Regelmatig rijst de vraag of het gemeentebestuur in het kader van een gronduitgifte dan wel een bevoegdheden- of anterieure overeenkomst eisen kan stellen met betrekking tot de beoogde woningbouw ter plaatse. Die vraag speelt te meer nu de regering in het regeerakkoord inzet op voldoende koop- en huuraanbod voor specifieke groepen, waarbij prioriteit wordt gegeven aan het middenhuursegment.

30 november 2017

In de uitspraak Kunst en Antiekstudio Lelystad (bevestigd in Chidda) heeft de Hoge Raad overwogen dat het een gemeente vrij staat om de belangen ter behartiging waarvan haar de in artikel 10 Wet op de Ruimtelijke Ordening (thans artikel 3.1 Wro) genoemde bevoegdheden zijn toegekend, te dienen door in overeenkomsten omtrent gronduitgifte voorwaarden omtrent grondgebruik op te nemen. Dit is slechts anders indien de gemeente geen redelijk belang heeft bij het inroepen van de voorwaarden.

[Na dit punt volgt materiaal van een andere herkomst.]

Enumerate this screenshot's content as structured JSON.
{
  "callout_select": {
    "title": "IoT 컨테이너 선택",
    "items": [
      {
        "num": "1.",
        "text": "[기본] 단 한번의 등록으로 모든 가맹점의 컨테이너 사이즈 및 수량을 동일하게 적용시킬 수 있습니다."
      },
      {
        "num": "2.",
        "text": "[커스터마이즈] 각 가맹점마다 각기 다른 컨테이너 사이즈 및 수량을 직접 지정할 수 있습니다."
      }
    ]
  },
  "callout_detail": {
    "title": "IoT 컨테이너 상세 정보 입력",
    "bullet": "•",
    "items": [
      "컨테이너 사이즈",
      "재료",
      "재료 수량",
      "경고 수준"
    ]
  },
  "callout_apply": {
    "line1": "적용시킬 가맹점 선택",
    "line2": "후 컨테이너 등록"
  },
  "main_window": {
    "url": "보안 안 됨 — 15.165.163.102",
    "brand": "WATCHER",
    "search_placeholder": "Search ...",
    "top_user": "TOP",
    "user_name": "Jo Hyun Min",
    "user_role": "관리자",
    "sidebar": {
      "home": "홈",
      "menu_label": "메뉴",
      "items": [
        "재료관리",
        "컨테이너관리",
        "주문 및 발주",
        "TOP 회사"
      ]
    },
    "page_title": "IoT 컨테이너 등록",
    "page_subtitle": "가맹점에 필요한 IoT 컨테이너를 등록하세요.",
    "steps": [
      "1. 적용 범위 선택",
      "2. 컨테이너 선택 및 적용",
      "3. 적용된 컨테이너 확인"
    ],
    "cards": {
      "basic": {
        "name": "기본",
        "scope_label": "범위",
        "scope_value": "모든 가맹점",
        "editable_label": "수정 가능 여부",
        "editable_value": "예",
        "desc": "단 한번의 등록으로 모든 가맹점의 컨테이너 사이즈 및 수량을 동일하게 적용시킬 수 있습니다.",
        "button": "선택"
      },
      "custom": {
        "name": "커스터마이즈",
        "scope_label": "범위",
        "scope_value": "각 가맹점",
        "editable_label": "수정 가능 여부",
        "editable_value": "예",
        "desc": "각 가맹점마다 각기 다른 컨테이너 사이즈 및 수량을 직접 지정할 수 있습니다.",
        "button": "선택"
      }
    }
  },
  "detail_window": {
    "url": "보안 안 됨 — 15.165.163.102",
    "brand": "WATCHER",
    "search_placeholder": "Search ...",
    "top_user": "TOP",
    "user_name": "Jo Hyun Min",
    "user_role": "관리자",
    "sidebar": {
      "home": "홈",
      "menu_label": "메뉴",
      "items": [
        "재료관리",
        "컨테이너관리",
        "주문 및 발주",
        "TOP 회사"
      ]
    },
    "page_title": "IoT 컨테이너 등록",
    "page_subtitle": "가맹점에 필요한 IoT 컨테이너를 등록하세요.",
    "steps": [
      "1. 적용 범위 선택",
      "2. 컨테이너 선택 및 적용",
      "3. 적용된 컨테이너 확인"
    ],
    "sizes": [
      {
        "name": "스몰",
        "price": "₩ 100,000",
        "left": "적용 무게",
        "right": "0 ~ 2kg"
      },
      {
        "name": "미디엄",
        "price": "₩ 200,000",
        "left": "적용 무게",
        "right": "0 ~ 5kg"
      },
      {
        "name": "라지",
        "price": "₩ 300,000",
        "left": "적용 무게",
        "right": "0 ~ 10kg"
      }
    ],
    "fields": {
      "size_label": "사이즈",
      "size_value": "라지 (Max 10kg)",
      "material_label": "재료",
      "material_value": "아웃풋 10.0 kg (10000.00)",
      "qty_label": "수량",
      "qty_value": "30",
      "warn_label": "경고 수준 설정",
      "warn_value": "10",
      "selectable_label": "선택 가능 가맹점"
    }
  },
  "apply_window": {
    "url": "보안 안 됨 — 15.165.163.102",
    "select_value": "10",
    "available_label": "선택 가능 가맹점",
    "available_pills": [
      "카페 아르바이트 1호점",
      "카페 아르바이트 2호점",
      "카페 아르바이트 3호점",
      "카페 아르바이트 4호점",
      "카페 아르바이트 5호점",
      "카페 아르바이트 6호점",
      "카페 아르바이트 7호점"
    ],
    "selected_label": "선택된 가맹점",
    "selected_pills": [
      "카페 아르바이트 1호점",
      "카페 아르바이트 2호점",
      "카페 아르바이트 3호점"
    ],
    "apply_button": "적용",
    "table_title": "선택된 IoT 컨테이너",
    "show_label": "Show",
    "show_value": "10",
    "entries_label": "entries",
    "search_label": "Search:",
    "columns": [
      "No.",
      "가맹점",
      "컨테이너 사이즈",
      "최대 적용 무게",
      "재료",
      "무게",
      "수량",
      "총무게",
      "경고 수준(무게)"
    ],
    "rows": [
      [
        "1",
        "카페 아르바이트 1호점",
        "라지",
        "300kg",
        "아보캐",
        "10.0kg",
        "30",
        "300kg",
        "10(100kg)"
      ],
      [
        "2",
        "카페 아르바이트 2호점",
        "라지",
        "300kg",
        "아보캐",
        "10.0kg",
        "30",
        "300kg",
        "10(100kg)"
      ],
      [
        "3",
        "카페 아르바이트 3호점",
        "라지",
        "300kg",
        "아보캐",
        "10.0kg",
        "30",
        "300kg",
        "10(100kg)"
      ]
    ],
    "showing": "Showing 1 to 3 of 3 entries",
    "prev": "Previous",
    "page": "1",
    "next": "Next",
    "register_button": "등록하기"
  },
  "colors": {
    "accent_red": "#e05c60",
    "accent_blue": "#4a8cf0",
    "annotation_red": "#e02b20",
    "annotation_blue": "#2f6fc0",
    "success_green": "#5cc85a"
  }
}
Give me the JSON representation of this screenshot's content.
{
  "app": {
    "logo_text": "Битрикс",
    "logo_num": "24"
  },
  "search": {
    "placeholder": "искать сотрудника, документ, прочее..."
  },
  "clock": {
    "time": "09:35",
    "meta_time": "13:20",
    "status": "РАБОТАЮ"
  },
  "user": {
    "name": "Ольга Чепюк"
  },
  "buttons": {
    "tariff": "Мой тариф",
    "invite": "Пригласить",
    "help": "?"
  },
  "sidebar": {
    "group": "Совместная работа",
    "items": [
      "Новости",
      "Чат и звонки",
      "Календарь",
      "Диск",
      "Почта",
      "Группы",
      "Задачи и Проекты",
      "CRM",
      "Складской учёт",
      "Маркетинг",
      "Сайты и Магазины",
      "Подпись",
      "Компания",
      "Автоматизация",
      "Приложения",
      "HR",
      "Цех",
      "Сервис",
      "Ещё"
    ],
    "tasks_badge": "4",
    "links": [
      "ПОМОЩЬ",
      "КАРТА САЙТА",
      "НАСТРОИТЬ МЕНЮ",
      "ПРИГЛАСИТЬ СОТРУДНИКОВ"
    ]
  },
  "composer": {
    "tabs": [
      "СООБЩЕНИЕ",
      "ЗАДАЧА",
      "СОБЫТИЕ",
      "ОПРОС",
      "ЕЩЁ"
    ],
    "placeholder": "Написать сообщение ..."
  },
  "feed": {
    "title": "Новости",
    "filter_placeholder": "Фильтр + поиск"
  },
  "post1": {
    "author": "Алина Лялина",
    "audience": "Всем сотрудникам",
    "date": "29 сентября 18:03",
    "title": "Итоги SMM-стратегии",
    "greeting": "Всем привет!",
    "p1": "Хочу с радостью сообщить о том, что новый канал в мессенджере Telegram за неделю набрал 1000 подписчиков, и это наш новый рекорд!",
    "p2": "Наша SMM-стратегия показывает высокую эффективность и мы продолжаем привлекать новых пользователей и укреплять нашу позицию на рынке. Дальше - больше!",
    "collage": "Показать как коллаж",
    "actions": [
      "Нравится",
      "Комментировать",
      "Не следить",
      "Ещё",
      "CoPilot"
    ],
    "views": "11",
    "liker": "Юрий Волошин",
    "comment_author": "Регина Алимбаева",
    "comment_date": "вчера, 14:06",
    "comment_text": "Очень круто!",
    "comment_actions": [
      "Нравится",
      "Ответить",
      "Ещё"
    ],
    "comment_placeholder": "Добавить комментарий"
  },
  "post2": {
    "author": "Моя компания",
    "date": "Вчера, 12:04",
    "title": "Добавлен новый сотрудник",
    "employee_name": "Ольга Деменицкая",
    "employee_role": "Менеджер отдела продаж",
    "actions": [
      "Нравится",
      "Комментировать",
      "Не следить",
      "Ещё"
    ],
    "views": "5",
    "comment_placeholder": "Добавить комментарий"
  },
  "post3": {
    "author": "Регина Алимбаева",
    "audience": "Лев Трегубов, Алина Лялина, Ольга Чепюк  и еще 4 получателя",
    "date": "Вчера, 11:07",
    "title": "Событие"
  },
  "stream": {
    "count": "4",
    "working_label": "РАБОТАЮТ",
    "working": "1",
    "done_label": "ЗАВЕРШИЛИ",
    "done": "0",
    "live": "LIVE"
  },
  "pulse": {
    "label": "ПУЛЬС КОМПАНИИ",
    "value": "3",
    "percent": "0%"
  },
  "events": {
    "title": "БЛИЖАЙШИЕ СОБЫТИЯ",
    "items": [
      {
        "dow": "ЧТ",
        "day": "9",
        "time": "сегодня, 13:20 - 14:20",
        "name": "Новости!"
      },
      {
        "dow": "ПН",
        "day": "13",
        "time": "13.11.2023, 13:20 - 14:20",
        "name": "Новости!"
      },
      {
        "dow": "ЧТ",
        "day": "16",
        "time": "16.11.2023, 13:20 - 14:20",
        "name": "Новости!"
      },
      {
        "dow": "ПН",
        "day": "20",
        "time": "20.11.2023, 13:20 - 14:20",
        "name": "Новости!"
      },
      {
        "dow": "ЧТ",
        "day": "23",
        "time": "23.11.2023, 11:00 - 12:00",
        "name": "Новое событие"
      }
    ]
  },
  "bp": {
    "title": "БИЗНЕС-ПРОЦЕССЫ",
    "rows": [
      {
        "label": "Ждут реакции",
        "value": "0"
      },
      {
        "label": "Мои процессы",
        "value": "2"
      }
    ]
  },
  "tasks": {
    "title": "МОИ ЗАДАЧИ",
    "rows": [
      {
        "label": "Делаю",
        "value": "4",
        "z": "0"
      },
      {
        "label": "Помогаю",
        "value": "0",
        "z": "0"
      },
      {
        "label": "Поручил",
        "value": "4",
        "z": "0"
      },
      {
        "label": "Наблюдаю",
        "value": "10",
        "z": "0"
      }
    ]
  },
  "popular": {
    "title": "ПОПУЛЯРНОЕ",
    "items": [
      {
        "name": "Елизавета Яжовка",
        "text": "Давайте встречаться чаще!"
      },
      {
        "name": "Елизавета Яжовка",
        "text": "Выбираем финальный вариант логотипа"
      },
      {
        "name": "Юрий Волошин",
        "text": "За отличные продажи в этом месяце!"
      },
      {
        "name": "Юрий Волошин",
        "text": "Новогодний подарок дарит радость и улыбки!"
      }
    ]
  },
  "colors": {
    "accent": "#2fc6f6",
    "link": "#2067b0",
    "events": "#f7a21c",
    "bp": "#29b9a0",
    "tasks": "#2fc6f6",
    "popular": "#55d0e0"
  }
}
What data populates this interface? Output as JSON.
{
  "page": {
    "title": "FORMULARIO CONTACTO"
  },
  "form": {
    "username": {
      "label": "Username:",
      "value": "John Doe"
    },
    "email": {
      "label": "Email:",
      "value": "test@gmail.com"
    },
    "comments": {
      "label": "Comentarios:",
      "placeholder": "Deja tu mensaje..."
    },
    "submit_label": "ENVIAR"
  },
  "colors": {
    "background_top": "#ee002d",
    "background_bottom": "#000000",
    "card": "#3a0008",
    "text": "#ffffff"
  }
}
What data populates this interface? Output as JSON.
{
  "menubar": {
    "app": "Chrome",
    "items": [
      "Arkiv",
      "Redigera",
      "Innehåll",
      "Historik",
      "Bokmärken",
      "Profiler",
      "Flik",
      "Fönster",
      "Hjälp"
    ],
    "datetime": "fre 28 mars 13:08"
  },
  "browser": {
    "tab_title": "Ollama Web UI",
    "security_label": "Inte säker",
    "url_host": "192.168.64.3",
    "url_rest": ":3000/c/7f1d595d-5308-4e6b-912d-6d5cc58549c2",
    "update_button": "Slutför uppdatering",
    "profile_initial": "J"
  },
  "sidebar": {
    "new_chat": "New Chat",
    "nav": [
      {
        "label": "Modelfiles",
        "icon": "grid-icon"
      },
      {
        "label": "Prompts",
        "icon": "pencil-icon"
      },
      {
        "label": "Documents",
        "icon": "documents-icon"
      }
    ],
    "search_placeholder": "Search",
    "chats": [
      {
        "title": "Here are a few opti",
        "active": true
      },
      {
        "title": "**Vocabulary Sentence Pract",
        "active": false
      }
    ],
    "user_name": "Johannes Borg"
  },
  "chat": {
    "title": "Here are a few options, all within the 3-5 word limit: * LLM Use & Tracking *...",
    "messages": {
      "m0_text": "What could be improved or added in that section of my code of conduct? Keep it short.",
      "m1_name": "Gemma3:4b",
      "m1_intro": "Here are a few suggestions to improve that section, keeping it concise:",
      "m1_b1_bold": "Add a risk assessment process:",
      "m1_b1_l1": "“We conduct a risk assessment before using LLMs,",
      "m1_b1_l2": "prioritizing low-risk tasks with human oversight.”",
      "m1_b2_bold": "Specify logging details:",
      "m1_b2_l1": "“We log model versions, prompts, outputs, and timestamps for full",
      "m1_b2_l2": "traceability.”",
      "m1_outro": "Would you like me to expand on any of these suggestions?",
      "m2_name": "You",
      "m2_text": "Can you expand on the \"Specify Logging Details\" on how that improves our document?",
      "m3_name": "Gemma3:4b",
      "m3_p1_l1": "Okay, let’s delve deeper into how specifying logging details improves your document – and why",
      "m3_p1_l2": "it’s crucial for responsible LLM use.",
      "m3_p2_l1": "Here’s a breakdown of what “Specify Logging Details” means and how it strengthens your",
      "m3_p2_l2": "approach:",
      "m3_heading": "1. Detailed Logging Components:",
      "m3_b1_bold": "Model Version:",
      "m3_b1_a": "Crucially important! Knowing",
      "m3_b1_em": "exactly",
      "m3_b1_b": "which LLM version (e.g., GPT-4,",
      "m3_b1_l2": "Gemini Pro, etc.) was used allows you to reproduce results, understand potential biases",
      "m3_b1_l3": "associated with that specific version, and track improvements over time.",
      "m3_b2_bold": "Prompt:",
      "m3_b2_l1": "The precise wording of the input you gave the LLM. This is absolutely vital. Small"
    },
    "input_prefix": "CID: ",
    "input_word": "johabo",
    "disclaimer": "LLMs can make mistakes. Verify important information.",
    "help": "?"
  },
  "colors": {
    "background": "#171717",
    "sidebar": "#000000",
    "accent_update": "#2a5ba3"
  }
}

Onder de oude WRO kon naar mijn mening nog discussie ontstaan over de vraag of die voorwaarden ook zouden kunnen zien op het bouwen van bepaalde woningbouwcategorieën nu de gemeente niet de bevoegdheid toekwam om in een bestemmingsplan te bepalen dat bepaalde categorieën van woningen zouden moeten worden gebouwd. Immers, het werd ruimtelijk niet relevant geacht of ter plaatse sociale dan wel dure woningbouw werd gerealiseerd. De juridische mogelijkheden beperkten zich tot het vastleggen van typen woningen (vrijstaand, halfvrijstaand, gestapelde woningen en aaneengesloten bebouwing).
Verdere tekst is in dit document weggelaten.